25 Bridge Conventions You Should Know
- Author: Barbara Seagram, Marc Smith
- Language: English
- Genre: Contract Bridge
- Published: 1999 (Master Point Press)
- Publication place: Canada
- Media type: Print
- Pages: 224
- ISBN: 978-1-894154-07-9

= 25 Bridge Conventions You Should Know =

Book by Barbara Seagram

25 Bridge Conventions You Should Know is a book on contract bridge co-written by Canadian teacher and author Barbara Seagram and British player and author Marc Smith. It was published by Master Point Press in 1999.

The book is aimed at beginners, with each chapter outlining a single convention, including takeout doubles, negative doubles, and cuebid raises. All chapters are followed by a quiz.

Since its publication, the book has sold over 300,000 copies, and won the American Bridge Teachers' Association Book of the Year (Student) award.
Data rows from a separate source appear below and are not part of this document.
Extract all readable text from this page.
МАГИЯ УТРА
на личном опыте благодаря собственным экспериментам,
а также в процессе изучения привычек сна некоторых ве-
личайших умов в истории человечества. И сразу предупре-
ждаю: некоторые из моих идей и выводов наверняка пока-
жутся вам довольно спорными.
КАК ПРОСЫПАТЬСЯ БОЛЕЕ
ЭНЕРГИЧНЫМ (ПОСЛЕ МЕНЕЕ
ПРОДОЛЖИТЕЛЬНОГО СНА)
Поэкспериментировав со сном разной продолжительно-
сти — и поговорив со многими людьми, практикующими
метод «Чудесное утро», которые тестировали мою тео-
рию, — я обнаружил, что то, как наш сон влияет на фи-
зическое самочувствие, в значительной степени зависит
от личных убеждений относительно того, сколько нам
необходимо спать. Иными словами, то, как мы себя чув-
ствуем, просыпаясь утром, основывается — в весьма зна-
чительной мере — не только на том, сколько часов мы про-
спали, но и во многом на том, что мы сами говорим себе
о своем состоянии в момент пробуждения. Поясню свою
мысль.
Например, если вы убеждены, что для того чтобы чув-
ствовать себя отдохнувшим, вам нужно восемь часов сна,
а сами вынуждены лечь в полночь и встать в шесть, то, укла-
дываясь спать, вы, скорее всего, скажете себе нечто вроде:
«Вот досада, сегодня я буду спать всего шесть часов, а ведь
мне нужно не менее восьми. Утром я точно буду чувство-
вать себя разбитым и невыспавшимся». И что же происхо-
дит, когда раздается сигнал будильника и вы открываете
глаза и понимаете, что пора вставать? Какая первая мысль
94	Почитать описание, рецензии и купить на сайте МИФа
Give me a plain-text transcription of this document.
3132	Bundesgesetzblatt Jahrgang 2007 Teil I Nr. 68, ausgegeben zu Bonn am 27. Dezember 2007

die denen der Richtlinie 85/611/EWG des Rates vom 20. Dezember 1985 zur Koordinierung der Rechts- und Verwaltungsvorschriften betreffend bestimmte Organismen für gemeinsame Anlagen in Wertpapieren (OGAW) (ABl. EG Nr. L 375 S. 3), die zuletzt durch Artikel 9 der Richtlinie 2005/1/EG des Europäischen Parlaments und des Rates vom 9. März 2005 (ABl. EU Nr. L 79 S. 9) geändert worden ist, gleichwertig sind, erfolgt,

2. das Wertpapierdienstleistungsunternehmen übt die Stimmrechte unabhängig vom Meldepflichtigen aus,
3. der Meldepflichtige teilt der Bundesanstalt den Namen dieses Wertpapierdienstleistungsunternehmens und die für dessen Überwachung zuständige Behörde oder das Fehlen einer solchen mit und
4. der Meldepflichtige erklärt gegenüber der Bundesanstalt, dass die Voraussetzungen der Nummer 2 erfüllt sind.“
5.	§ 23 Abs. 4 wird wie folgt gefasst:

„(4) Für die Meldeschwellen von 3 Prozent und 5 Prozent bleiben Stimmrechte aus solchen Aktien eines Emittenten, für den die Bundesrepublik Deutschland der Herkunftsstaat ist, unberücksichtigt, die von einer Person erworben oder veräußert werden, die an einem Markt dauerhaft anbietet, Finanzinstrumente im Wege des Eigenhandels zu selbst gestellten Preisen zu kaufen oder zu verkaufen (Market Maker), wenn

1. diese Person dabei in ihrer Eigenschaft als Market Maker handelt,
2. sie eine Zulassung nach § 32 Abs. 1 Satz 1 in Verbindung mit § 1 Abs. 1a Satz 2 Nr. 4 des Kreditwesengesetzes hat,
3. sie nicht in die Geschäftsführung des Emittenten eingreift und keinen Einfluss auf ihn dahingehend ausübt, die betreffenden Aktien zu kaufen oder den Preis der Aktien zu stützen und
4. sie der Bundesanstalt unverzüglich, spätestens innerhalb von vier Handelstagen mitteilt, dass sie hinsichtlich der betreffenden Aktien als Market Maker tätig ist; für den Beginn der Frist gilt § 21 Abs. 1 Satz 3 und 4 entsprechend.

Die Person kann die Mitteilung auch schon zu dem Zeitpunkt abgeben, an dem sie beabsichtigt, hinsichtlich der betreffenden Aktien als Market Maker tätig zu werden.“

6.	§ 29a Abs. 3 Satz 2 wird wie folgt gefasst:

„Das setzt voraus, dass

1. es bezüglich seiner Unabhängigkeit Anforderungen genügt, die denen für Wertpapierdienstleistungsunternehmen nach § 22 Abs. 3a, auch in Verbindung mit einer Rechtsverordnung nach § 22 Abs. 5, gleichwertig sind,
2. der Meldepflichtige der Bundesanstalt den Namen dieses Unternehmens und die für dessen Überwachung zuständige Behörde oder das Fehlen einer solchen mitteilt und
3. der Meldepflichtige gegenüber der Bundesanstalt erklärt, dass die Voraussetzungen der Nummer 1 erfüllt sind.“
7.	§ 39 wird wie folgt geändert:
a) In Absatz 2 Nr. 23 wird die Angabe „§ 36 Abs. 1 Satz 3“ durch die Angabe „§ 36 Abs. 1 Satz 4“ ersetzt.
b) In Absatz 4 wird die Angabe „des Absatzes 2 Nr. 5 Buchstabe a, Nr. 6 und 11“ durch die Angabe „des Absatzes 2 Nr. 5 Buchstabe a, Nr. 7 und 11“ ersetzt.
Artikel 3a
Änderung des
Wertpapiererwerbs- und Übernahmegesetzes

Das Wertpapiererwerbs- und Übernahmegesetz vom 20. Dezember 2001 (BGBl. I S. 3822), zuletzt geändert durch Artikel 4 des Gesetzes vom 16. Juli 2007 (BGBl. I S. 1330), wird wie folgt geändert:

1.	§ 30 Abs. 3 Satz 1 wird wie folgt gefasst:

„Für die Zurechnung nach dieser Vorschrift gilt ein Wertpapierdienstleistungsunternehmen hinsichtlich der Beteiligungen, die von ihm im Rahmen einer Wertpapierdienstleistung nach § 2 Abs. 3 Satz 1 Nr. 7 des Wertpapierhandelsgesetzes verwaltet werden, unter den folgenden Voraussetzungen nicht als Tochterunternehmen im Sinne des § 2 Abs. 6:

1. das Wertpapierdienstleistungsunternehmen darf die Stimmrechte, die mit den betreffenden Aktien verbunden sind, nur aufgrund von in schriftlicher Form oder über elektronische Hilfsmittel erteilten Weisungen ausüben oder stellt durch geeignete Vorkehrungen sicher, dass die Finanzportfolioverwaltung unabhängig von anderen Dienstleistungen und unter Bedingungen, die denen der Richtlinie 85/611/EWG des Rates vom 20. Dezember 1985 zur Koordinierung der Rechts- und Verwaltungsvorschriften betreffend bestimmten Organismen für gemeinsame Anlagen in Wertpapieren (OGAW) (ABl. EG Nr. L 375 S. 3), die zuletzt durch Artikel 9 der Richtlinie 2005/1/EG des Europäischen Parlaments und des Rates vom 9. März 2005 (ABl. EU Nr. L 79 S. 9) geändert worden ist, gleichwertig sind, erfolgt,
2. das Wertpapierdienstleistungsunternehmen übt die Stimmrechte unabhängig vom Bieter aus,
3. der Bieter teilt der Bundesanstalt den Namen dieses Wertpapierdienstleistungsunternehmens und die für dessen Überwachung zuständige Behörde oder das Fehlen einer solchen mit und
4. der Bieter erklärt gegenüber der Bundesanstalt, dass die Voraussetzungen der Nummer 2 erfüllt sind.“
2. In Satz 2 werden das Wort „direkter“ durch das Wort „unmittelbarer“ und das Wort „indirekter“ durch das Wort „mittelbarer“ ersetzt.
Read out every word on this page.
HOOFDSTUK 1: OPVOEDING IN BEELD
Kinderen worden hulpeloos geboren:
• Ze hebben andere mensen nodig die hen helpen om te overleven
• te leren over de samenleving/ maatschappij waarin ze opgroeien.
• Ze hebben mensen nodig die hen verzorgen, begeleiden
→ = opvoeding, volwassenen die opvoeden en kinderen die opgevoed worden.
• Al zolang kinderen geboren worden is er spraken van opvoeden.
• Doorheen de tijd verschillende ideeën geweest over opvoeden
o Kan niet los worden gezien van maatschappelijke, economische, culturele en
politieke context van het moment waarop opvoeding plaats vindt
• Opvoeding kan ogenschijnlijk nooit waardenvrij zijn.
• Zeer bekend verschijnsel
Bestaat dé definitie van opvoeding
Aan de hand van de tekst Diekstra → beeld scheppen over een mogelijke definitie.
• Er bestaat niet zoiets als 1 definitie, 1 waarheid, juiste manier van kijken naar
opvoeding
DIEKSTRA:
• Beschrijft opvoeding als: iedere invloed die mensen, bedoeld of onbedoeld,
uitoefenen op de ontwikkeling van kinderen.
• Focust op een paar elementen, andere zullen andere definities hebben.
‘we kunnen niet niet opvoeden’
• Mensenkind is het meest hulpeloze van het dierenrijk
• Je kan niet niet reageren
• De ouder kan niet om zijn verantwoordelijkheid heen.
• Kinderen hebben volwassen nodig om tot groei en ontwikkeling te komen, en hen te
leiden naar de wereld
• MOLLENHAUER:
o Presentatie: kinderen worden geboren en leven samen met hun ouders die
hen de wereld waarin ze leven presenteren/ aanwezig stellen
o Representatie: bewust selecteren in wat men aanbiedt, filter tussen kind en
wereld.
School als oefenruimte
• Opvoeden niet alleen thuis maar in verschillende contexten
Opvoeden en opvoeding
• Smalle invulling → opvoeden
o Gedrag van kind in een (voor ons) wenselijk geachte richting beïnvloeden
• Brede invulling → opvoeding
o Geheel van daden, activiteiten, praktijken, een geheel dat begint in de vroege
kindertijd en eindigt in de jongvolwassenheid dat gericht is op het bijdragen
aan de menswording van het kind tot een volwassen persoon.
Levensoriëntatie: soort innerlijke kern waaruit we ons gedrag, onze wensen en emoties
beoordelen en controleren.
It has also been translated into French, Japanese and German.

In 2022, the book was updated and revised by Master Point Press. The new edition, while retaining the approach and features that made the original so popular, carefully revised each convention in the book to reflect changes that have occurred over the past 20 years. Additional material by David Bird, taken from 25 More Bridge Conventions You Should Know, as well as a new chapter on Meckwell, appear in this new edition.